How to have a single international, regional and local database?
How to improve the coherence of HR processes in the company?
How to have a better view of talent? If so, what data is needed to support decision making?
How to transfer part of the transactional exchanges of processes?
How to enable HR, managers, employees to manage their own data?
How could the solution enable me to follow the company’s strategic plans?
How can I manage rapid expansion?
3) Is the company ready for a global HRIS?
It is also important to think about the business environment and the underlying factors that influence the speed and style of the brand new system to be implemented.
Several key points to consider include :
Corporate culture: Are employees ready for change and the implementation of a new system?
The skills and reputation of the HR team: Do they have the credibility and skills to support the project?
Technical Compatibility: Will the overall HR Information System be consistent with the way the company operates on a large scale?
Is the existing information (employees, jobs, skills, objectives…) sufficient to meet the objectives of the project?
Winning hearts and minds
While technological progress is essential for the deployment of a comprehensive HRIS, it is not solely responsible for its eventual success internally.

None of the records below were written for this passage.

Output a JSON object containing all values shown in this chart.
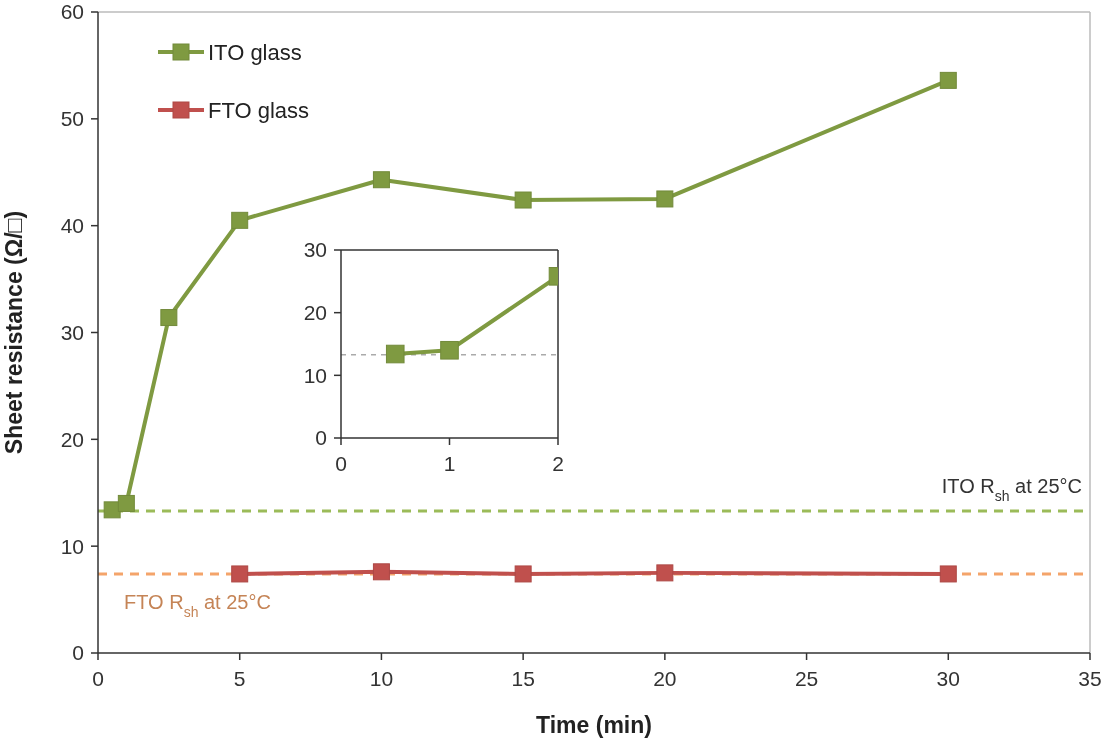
{
  "chart_data": [
    {
      "type": "line",
      "xlabel": "Time (min)",
      "ylabel": "Sheet resistance (Ω/□)",
      "xlim": [
        0,
        35
      ],
      "xticks": [
        0,
        5,
        10,
        15,
        20,
        25,
        30,
        35
      ],
      "ylim": [
        0,
        60
      ],
      "yticks": [
        0,
        10,
        20,
        30,
        40,
        50,
        60
      ],
      "grid": false,
      "legend": "top left",
      "marker": "square",
      "line_style": "solid",
      "series": [
        {
          "name": "ITO glass",
          "color": "#7f9a41",
          "x": [
            0.5,
            1,
            2.5,
            5,
            10,
            15,
            20,
            30
          ],
          "values": [
            13.4,
            14.0,
            31.4,
            40.5,
            44.3,
            42.4,
            42.5,
            53.6
          ]
        },
        {
          "name": "FTO glass",
          "color": "#c0504d",
          "x": [
            5,
            10,
            15,
            20,
            30
          ],
          "values": [
            7.4,
            7.6,
            7.4,
            7.5,
            7.4
          ]
        }
      ],
      "ref_lines": [
        {
          "axis": "y",
          "value": 13.3,
          "label": "ITO R$_{sh}$ at 25°C",
          "color": "#9bbb59",
          "line_style": "dashed"
        },
        {
          "axis": "y",
          "value": 7.4,
          "label": "FTO R$_{sh}$ at 25°C",
          "color": "#f4a46a",
          "line_style": "dashed"
        }
      ]
    },
    {
      "type": "line",
      "xlim": [
        0,
        2
      ],
      "xticks": [
        0,
        1,
        2
      ],
      "ylim": [
        0,
        30
      ],
      "yticks": [
        0,
        10,
        20,
        30
      ],
      "grid": false,
      "legend": false,
      "marker": "square",
      "series": [
        {
          "color": "#7f9a41",
          "x": [
            0.5,
            1,
            2
          ],
          "values": [
            13.4,
            14.0,
            25.8
          ]
        }
      ],
      "ref_lines": [
        {
          "axis": "y",
          "value": 13.3,
          "color": "#aaaaaa",
          "line_style": "dashed"
        }
      ]
    }
  ]
}
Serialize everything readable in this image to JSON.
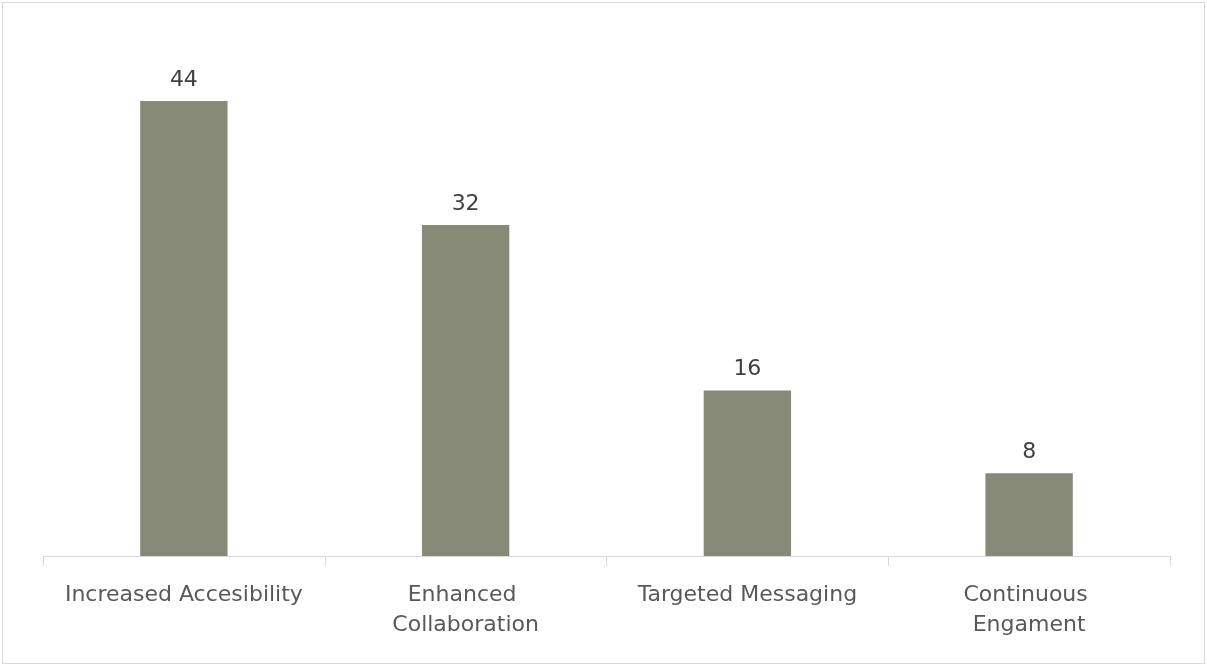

The best system will not be able to deliver the expected result if the people who use it are not stakeholders. With a consultative approach, the project will help to win over users. The key to success is to plan the actions in advance, to know how to achieve this goal.
1) Identifying the obstacles and engaging the international community
In large organizations, there can be many interests in maintaining the status quo. At the level of HR managers, they may perceive a centralized system as a tool to reduce their influence and status. As for managers, who are often overburdened, they may feel that HR is still delegating new responsibilities to them. Companies that already have a strong formal and informal culture between departments, creating networks, will be less affected by the obstacles to change than organizations with less well developed communication processes. In order to implement an international HR system, it is necessary to involve all the company’s HR players from the outset, not only for deployment, but also for design. Ideally, project teams or working groups should be created that are representative of the entire company. Even when the pressure is high, it is therefore important to offer a certain level of participation to those involved.
2) Involve all employees
The great difficulty here is to engage all the teams at an early stage and above all to win their support. To do so, it is a matter of ensuring that all players have a clear vision of the objectives and benefits of the new system. The focus should not be solely on cost savings. It is also necessary to explain how an international HR Information System will provide managers with better data, make their lives easier, and free up their time to concentrate on more strategic tasks. Sometimes, something as simple as a company organization chart will help them feel more involved. For others, standardizing and automating key processes will reduce administrative costs and provide access to as many important and up-to-date management reports as possible. Involve the HR team as broadly as possible in the purchasing process. Ask potential suppliers to organize demonstrations, allowing HR team members to get a real idea of what a global HR tool can offer.
Involve stakeholders in key process design workshops. This will create early engagement and will also help ensure that the resulting IS meets all needs.
- Identify project leaders.
- Ask for volunteers to help steer the system in their departments or regions.
- Get them to act as “ambassadors” for the project throughout the company.
- Look for visible benefits quickly. Determine the parts of the project, or areas of the company, where getting feedback from the system will be best and fastest.
- Showing early success will help to maintain momentum and keep interest and excitement levels high.